Murray Review and the winds of change
Whilst the Cooper Review raised the bar for super fund tax awareness, the Financial System Inquiry (Murray Review) revisited the imputation system with somewhat different conclusions. It noted that: “The case for retaining dividend imputation is less clear than in the past. For investors (including superannuation funds) subject to low tax rates, the value of imputation credits received may exceed tax payable. Unused credits are fully refundable to these investors, with negative consequences for Government revenue.”
The FSI could not make specific tax recommendations, but its insights were taken into account in the recently released Treasury Re:think tax whitepaper. The whitepaper notes that the value of franking credits claimed by individuals, super funds and charities is around $19 billion per annum. It also notes that Australia is one of only a handful of countries (along with New Zealand, Canada, Chile and Mexico) to still refrain from the double taxation of dividends. Somewhat ominously Treasury’s whitepaper asks if the imputation system still serves Australia well, or whether the taxation of dividends could be improved.
Tax matters, so manage its impact on returns
Institutional asset management as practised today evolved from foundations laid decades ago by Modern Portfolio Theory: that risk and expected return are inescapably entwined and that intelligent diversification provides as close to a free lunch as an investor can hope to achieve. MPT is, however, a simplified world without fees and taxes where all investors have the same time horizon.

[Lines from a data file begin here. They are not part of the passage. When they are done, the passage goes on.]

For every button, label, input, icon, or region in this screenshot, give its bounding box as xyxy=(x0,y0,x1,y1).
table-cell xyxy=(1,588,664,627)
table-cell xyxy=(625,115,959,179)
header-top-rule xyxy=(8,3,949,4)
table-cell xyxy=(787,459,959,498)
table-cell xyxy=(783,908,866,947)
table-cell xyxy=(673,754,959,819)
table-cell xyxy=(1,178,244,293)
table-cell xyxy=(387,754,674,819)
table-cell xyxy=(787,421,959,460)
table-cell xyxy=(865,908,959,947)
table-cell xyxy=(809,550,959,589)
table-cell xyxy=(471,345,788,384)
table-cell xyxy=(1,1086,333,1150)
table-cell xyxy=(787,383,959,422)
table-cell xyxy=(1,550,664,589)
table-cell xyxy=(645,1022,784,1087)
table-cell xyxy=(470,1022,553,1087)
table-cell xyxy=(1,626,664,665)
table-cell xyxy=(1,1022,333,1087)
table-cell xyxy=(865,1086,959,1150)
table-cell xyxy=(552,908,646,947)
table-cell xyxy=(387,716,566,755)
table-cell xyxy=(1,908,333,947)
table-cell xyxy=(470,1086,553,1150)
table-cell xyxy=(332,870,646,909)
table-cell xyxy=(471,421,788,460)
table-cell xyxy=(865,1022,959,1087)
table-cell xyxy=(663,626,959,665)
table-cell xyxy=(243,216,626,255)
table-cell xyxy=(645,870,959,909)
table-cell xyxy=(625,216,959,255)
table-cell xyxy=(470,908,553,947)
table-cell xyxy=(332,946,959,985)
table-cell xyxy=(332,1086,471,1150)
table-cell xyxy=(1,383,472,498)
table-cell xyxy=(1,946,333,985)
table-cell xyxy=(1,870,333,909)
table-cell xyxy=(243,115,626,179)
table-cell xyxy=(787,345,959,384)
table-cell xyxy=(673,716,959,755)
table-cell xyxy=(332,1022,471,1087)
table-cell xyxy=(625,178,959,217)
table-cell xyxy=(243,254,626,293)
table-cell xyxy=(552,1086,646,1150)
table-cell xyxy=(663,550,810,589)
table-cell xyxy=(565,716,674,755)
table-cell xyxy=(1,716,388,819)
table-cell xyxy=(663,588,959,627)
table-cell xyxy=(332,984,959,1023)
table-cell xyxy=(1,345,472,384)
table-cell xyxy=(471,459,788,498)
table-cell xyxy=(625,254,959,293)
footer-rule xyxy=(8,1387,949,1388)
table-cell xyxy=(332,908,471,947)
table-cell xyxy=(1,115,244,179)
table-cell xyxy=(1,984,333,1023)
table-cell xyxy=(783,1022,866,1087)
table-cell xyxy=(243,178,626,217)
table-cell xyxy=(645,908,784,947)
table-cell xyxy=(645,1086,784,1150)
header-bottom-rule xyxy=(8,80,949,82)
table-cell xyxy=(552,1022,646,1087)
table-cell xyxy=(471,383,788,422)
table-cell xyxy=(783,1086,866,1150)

Real-world investing, rather than being ‘frictionless’, involves taxes that materially impact outcomes and as a result tax awareness should be central to the investment decision making process.
A commitment is required on the part of superannuation funds and the asset managers they appoint to optimise post-tax risk-adjusted returns for the members who own the assets they manage. The benefits of such a commitment would likely be enhanced investment outcomes and individuals better funded in their retirement years.
Harry Chemay consults across superannuation and wealth management, focusing on post-retirement outcomes. He has previously practised as a specialist SMSF advisor, and as an investment consultant to APRA-regulated superannuation funds.
This article is based on a more detailed piece written for the S&P Dow Jones Indices tax aware website.
Nothing in this article constitutes taxation advice. Where data has been provided in relation to tax rates or the application of certain taxes, these are for illustration and education only and should not be relied upon by the reader. Readers should seek advice from a suitably qualified taxation professional on their particular circumstances.